Blair had achieved the extraordinary feat of persuading the Labour party to transform itself into a party that wins power. But this time his ability to persuade was exhausted. When confronted with the criticism that he had summoned, he offered no argument. Instead, he pushed voters away with a defiant exasperation that provoked their resistance as he challenged them to judge him. Why wouldn't Blair persuade? Was it just weariness, or ambivalence?

Blair knew that arguing Iraq would blot out his effort to discuss his program for a third term. But his tongue was tied for other reasons as well. As the head of government, he could not speak of his disagreements with Bush. Out of loyalty to an ally, the national interest and protocol, he couldn't acknowledge that he had urged alternative policies on Bush.

Blair never mentioned how he had wrung a commitment (honored or not) out of Bush to restart the Middle East peace process. He did not discuss how the Bush administration had systematically ignored the British representative in Iraq, Jeremy Greenstock.

He did not note that Downing Street was spitting blood over the depredations visited on it by the bullying John Bolton and the rest of the neo-conservative cabal. He did not allude to his national security team's consternation over Condoleezza Rice's incompetence. He did not reveal the many ways he had supported former secretary of state Colin Powell in his struggles with Secretary of Defense Donald Rumsfeld and Vice President Dick Cheney.

Blair's stalwart refusal to be transparent about his own good faith and positive actions contributed to his image as dishonest and furtive.

Blair's interlocutor within the Bush administration, Powell, paralleled his quandary, and they were bonded, exploited and tarnished together. Of course, if Blair had not joined with Bush, he would have opened a large window of opportunity for the Tories. But, like Powell, Blair convinced himself that going along in public was essential to his efforts to influence Bush behind closed doors. Like Powell, every time Blair made a slight gain, he reinforced his delusion of influence. Both overvalued their leverage.

Blair knew that Bush had no practical post-invasion scenario, other than the neo-conservative fantasy of a flower-strewn parade.

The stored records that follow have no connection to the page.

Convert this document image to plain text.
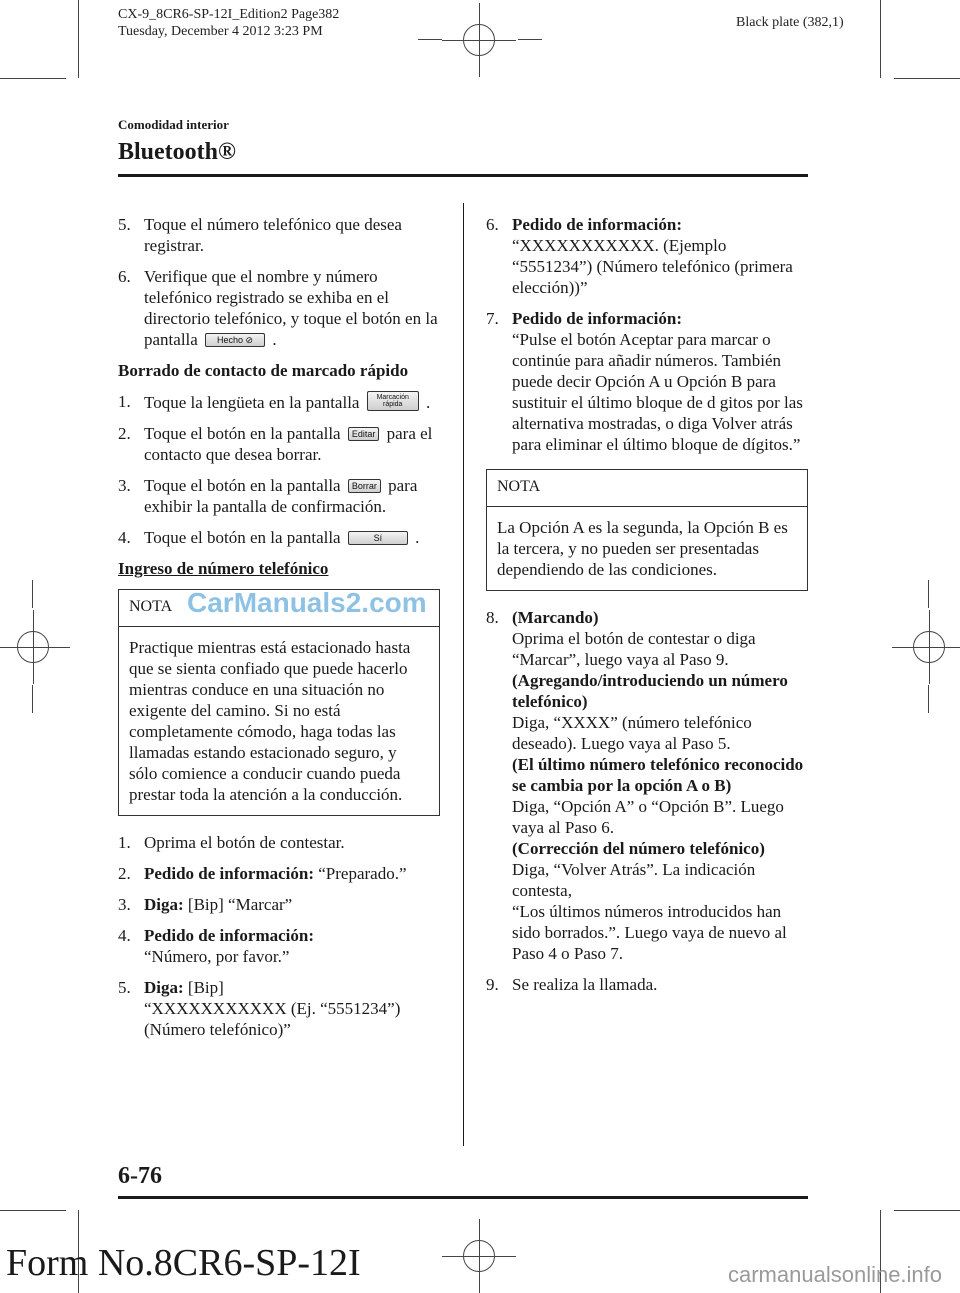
CX-9_8CR6-SP-12I_Edition2 Page382
Tuesday, December 4 2012 3:23 PM
Black plate (382,1)
Comodidad interior
Bluetooth®
5. Toque el número telefónico que desea registrar.
6. Verifique que el nombre y número telefónico registrado se exhiba en el directorio telefónico, y toque el botón en la pantalla Hecho ⊘ .
Borrado de contacto de marcado rápido
1. Toque la lengüeta en la pantalla Marcación rápida .
2. Toque el botón en la pantalla Editar para el contacto que desea borrar.
3. Toque el botón en la pantalla Borrar para exhibir la pantalla de confirmación.
4. Toque el botón en la pantalla	Sí .
Ingreso de número telefónico
NOTA CarManuals2.com
Practique mientras está estacionado hasta que se sienta confiado que puede hacerlo mientras conduce en una situación no exigente del camino. Si no está completamente cómodo, haga todas las llamadas estando estacionado seguro, y sólo comience a conducir cuando pueda prestar toda la atención a la conducción.
1. Oprima el botón de contestar.
2. Pedido de información: “Preparado.”
3. Diga: [Bip] “Marcar”
4. Pedido de información:
“Número, por favor.”
5. Diga: [Bip]
“XXXXXXXXXXX (Ej. “5551234”) (Número telefónico)”
6. Pedido de información:
“XXXXXXXXXXX. (Ejemplo “5551234”) (Número telefónico (primera elección))”
7. Pedido de información:
“Pulse el botón Aceptar para marcar o continúe para añadir números. También puede decir Opción A u Opción B para sustituir el último bloque de d gitos por las alternativa mostradas, o diga Volver atrás para eliminar el último bloque de dígitos.”
NOTA
La Opción A es la segunda, la Opción B es la tercera, y no pueden ser presentadas dependiendo de las condiciones.
8. (Marcando)
Oprima el botón de contestar o diga “Marcar”, luego vaya al Paso 9.
(Agregando/introduciendo un número telefónico)
Diga, “XXXX” (número telefónico deseado). Luego vaya al Paso 5.
(El último número telefónico reconocido se cambia por la opción A o B)
Diga, “Opción A” o “Opción B”. Luego vaya al Paso 6.
(Corrección del número telefónico)
Diga, “Volver Atrás”. La indicación contesta,
“Los últimos números introducidos han sido borrados.”. Luego vaya de nuevo al Paso 4 o Paso 7.
9. Se realiza la llamada.
6-76
Form No.8CR6-SP-12I	carmanualsonline.info
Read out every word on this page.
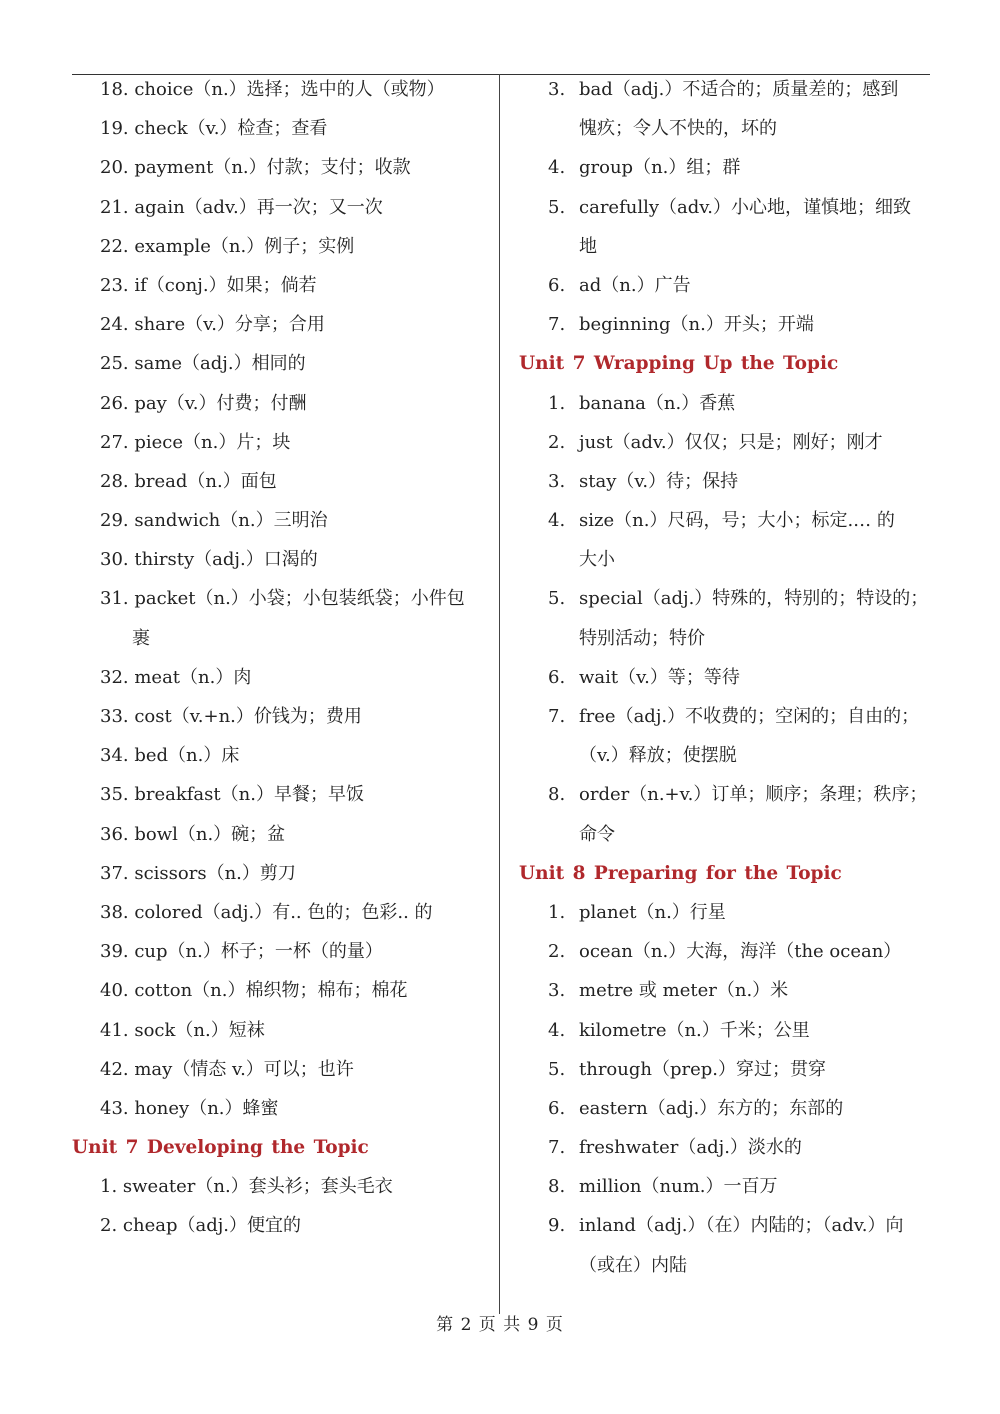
18. choice（n.）选择；选中的人（或物）
19. check（v.）检查；查看
20. payment（n.）付款；支付；收款
21. again（adv.）再一次；又一次
22. example（n.）例子；实例
23. if（conj.）如果；倘若
24. share（v.）分享；合用
25. same（adj.）相同的
26. pay（v.）付费；付酬
27. piece（n.）片；块
28. bread（n.）面包
29. sandwich（n.）三明治
30. thirsty（adj.）口渴的
31. packet（n.）小袋；小包装纸袋；小件包
裹
32. meat（n.）肉
33. cost（v.+n.）价钱为；费用
34. bed（n.）床
35. breakfast（n.）早餐；早饭
36. bowl（n.）碗；盆
37. scissors（n.）剪刀
38. colored（adj.）有.. 色的；色彩.. 的
39. cup（n.）杯子；一杯（的量）
40. cotton（n.）棉织物；棉布；棉花
41. sock（n.）短袜
42. may（情态 v.）可以；也许
43. honey（n.）蜂蜜
Unit 7 Developing the Topic
1. sweater（n.）套头衫；套头毛衣
2. cheap（adj.）便宜的
3. bad（adj.）不适合的；质量差的；感到
愧疚；令人不快的，坏的
4. group（n.）组；群
5. carefully（adv.）小心地，谨慎地；细致
地
6. ad（n.）广告
7. beginning（n.）开头；开端
Unit 7 Wrapping Up the Topic
1. banana（n.）香蕉
2. just（adv.）仅仅；只是；刚好；刚才
3. stay（v.）待；保持
4. size（n.）尺码，号；大小；标定.… 的
大小
5. special（adj.）特殊的，特别的；特设的；
特别活动；特价
6. wait（v.）等；等待
7. free（adj.）不收费的；空闲的；自由的；
（v.）释放；使摆脱
8. order（n.+v.）订单；顺序；条理；秩序；
命令
Unit 8 Preparing for the Topic
1. planet（n.）行星
2. ocean（n.）大海，海洋（the ocean）
3. metre 或 meter（n.）米
4. kilometre（n.）千米；公里
5. through（prep.）穿过；贯穿
6. eastern（adj.）东方的；东部的
7. freshwater（adj.）淡水的
8. million（num.）一百万
9. inland（adj.）（在）内陆的；（adv.）向
（或在）内陆
第 2 页 共 9 页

"There was little discussion in Washington of the aftermath after military action," according to a memo from Richard Dearlove, the head of MI6, to the prime minister on July 23, 2002. After that, Powell presented the state department's 17-volume Future of Iraq prospectus, but was ruthlessly shoved aside; Blair, cornered, felt compelled to go to war without a plan. Thus regime change was botched from the start. It was a subject he could hardly discuss in the campaign. He was perpetually cornered.